Deploying nursing associates in maternity settings risks undermining safety

9 April, 2025

3 minutes read

‘Maternity support workers (MSWs) have been trained to work in maternity settings and nursing associates have been trained to work in nursing settings. One role cannot replace the other.’ That’s the message from the Royal College of Midwives (RCM) in a joint statement on the role of Nursing Associates in Maternity is published.

The RCM says, having become aware that some providers have been exploring the deployment of nursing associates in maternity settings, they felt it necessary to work collaboratively with NHS England, the Royal College of Nursing (RCN) and the Nursing and Midwifery Council (NMC) to produce a clear position on this issue. That work has now concluded and has resulted in a joint statement with all organisations in agreement that they do not support nursing associates working in maternity settings.

The safest and most sustainable way to support the current maternity workforce is having the right staff in the right place with the right education and training, says the RCM. Deploying registered nursing associates to plug staffing gaps in our maternity is a safety risk, says the College as, unlike MSWs, their training is not tailored to the specific aspects of maternity services.

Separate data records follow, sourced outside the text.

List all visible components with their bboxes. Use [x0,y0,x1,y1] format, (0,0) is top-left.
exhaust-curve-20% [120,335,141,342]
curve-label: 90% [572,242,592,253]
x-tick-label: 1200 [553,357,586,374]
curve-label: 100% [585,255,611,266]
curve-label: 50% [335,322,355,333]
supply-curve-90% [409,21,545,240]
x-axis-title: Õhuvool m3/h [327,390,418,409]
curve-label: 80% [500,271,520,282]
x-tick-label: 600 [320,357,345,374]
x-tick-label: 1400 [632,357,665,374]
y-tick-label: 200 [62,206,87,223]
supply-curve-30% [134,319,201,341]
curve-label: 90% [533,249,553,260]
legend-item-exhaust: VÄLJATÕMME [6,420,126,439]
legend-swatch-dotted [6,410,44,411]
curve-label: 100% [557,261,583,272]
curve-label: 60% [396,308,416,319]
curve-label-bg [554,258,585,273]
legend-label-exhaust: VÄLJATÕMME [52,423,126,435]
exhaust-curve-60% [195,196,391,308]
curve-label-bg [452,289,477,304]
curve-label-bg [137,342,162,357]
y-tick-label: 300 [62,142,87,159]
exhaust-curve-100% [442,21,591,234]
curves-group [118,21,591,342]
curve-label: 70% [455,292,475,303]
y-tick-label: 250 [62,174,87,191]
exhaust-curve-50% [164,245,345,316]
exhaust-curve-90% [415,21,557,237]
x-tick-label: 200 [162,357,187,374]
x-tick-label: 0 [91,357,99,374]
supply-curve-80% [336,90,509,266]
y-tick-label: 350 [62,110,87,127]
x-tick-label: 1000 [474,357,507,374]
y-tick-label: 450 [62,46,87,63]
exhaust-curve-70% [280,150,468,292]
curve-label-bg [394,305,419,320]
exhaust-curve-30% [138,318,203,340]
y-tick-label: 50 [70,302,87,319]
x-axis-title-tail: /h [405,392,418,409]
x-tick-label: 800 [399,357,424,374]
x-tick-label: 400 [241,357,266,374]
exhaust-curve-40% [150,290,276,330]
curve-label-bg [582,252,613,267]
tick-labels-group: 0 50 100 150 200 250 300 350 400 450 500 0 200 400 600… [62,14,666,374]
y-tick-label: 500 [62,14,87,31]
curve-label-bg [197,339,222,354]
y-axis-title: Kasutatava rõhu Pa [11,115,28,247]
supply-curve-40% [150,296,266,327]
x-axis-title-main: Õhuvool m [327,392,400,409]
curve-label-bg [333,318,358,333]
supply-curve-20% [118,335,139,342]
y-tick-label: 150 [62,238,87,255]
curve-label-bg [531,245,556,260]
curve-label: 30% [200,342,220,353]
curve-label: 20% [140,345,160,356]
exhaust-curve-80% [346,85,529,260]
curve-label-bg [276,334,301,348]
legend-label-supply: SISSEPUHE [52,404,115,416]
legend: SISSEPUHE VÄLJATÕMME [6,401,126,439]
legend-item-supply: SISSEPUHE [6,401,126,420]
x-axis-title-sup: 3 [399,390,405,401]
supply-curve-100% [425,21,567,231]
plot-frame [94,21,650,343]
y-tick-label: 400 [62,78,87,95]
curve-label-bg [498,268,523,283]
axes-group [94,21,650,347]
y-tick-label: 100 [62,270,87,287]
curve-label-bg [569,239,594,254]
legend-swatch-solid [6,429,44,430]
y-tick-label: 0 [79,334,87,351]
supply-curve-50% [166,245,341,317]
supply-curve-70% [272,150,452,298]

Commenting, the RCM’s Director for Midwifery Policy and Practice, Sally Ashton-May, said:

“The RCM believes that the midwife, supported by an MSW, should be the only registered professional to provide midwifery care. Services should not be using nursing associates who are members of the nursing team in maternity care settings. Equally, we would not support midwives or MSWs working in nursing settings to fill nurse staffing gaps. While we recognise the valuable contribution that nursing associates make within nursing teams, the RCM believes nursing associates should work within their scope of practice. Nursing associates and nurses work under their own NMC registration and are therefore accountable for their own practice. A midwife cannot be accountable for the actions or omissions of nurses or nursing associates working in maternity. Currently our members are working in high pressure environments, and we absolutely cannot add that additional worry and stress to midwifery teams.”

The new joint position statement outlines explicitly the challenges in deploying nursing associates in maternity settings, including issues with profession-specific education and training, delegation of tasks, accountability, and scope of practice. This week that position will be communicated with staff and Trusts via an NHSE newsletter which can be viewed here

The RCM has already published a position statement on Nurses in Maternity which includes a section on nursing associates and outlines that we do not support nurses working in any areas of maternity care other than the valuable work they do utilising nursing skills in theatre and recovery, which enables midwives to focus on care that can only be given by a registered midwife.

Sally added:

It’s no secret we need to expand the current midwifery workforce to meet the growing needs of the women presenting to maternity services, often with complex pregnancies that require specialist support, and MSWs are a crucial part of that, particularly in the delivery of postnatal care. Also, by developing the role of MSWs and aligning that to the Maternity Support Worker Competency, Education and NHS England Career Development Frameworks, services can deliver higher levels of maternity care.

“Nurses wishing to work in maternity should undertake the shortened registered midwife education programme, enabling them to work within a midwife’s scope of practice and meet the midwifery proficiencies required for safe maternity care. Some MSWs may also choose to become midwives and will join a registered midwifery degree apprenticeship and this can also increase midwifery workforce growth and improve retention in understaffed services.”